El valor del voto en blanco

11-13-2005

A menos que algo extraordinario suceda en las próximas semanas, la así llamada “deuda política” para la próxima elección será del orden de 14 mil millones de colones. El padrón electoral publicado por el TSE tiene del orden de dos y medio millones de votantes. Eso le da a cada voto un valor de más o menos ¢5600. Se debe ser cuidadoso y observar que hay partidos que participan en la elección para diputados pero no en la elección presidencial. Es más, hay quienes participan en la elección para regidores, pero no en la de diputados. Así las cosas, cada cuidadano emite tres votos separados, es decir, el tamaño del padrón triplica (o visto de otra manera, el total posible de votos emitidos se triplica). Así el valor de cada voto es de ¢1900 más o menos.

Esa es la forma en la que las personas razonables vemos las cosas. La forma en la cual los políticos ven las cosas es, sin embargo, diferente.

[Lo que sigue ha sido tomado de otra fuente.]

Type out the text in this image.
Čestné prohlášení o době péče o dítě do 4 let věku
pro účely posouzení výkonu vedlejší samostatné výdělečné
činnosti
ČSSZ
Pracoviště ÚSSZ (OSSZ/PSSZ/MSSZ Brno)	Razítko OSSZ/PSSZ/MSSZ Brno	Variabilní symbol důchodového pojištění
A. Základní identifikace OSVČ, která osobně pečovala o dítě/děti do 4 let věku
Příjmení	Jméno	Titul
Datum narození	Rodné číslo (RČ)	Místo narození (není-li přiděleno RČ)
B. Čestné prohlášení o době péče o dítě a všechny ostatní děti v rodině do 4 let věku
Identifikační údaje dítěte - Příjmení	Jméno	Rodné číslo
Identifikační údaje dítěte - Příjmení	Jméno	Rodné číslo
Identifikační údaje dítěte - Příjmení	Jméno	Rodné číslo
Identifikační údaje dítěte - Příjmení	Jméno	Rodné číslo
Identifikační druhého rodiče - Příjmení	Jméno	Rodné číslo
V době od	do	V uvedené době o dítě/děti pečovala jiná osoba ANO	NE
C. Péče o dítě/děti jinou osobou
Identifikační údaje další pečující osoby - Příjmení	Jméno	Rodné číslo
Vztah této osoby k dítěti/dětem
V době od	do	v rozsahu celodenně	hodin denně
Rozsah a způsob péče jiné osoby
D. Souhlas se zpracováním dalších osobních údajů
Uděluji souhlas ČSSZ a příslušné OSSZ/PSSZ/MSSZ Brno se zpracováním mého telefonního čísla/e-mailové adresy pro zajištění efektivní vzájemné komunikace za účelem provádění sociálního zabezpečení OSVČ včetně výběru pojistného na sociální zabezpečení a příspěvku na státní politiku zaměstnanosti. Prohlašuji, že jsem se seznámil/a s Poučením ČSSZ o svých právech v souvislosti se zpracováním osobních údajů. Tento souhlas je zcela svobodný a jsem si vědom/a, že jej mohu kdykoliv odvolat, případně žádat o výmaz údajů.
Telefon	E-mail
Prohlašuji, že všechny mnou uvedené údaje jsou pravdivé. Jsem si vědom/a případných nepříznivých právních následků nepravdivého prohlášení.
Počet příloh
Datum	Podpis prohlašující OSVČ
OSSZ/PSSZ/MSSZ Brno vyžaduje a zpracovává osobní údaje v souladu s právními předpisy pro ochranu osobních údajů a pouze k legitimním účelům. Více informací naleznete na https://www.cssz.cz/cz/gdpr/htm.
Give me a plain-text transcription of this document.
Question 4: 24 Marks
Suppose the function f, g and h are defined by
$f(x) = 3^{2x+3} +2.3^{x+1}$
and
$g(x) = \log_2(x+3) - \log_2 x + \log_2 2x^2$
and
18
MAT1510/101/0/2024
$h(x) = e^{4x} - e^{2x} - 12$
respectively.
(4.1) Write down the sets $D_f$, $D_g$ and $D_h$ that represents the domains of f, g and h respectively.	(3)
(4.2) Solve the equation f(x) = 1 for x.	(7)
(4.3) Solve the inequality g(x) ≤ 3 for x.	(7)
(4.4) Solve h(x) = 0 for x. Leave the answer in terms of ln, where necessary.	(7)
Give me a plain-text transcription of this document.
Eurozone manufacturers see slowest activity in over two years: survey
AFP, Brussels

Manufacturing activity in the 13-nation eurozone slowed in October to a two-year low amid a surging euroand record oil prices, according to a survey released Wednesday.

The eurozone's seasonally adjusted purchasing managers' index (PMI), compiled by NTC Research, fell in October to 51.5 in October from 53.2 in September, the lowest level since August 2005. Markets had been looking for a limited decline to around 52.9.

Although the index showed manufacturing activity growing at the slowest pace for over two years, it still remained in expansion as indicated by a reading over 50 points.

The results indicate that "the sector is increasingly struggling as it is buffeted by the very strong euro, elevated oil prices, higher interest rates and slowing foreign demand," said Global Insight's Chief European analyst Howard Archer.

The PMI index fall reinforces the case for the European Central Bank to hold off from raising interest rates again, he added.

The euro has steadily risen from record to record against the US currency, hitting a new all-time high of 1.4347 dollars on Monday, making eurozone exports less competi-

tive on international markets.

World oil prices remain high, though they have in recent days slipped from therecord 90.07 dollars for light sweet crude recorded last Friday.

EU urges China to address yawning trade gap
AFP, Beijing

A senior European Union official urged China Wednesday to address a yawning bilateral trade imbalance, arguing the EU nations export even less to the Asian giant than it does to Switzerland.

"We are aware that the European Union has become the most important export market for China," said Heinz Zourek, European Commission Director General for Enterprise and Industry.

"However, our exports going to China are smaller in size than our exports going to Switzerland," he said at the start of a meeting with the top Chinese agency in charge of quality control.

Según el Código Electoral (CE-187):

el Tribunal Supremo de Elecciones, tan pronto declare la elección de Diputados, dispondrá, por resolución debidamente fundada, la distribución del aporte estatal entre los partidos que tengan derecho a él, en estricta proporción con el número de votos obtenidos por cada uno.

En caso de que el texto no sea suficientemente claro, para la elección del 2002 el TSE resolvió (0591-E-2002):

a) se determinará el costo individual del voto; para ello,

se dividirá el monto de la contribución estatal entre el resultado de la

suma de los votos obtenidos por todos los partidos políticos con derecho

a contribución, en la elección de Presidente y Vicepresidentes de la

República y Diputados; b) cada partido podrá recibir, como máximo, el

monto que resulte de multiplicar el costo individual del voto por el

resultado de la suma de los votos que obtuvo en la elección de

Presidente y Vicepresidentes de la República y Diputados o por lo que

obtuvo en una u otra elección, si solo participó en una de

ellas.

De esa forma, el tribunal tomó el total de la contribución estatal (cinco mil millones de colones) y procedió a dividir entre el total de votos para presidente y diputados que cada partido obtuvo. En otras palabras: repartió todo el pastel.

¿Está bien esto? Yo digo que no.

Mirando las estadísticas de las elecciones desde 1953 hasta el 2002, en promedio el 1% de los votos recibidos son blancos y el 2% son nulos. Así mismo 25% de los electores se abstiene completamente de emitir su voto. Para el 2002 el abstencionismo es 31% (710 mil personas) y 2% son votos blancos o nulos (40 mil personas). Es decir, tres cuartos de millón de habitantes no votaron por ninguna de las opciones ofrecidas. ¿Por qué entonces no se toma en cuenta la opinión de esas personas a la hora de repartir los premios en la fiesta? Es decir, ¿por qué reparte el TSE aproximadamente ¢1700 por voto recibido cuando el monto de la contribución (5 mil millones) dividido entre el número de votos posibles (6 12 millones) da menos de ¢800? (O, dado que solo se toma en cuenta presidente y diputados, ¢1100 por voto)

Nótese como esto nos ahorraría del orden de cuatro mil millones para esta vez. Con ese dinero se puede invetir en programas de asistencia social, o reparar carreteras en la zona sur, o reconstruir escuelas en Limón, o financiar el fondo de becas o el FES, o en última instancia se puede pagar deuda pública.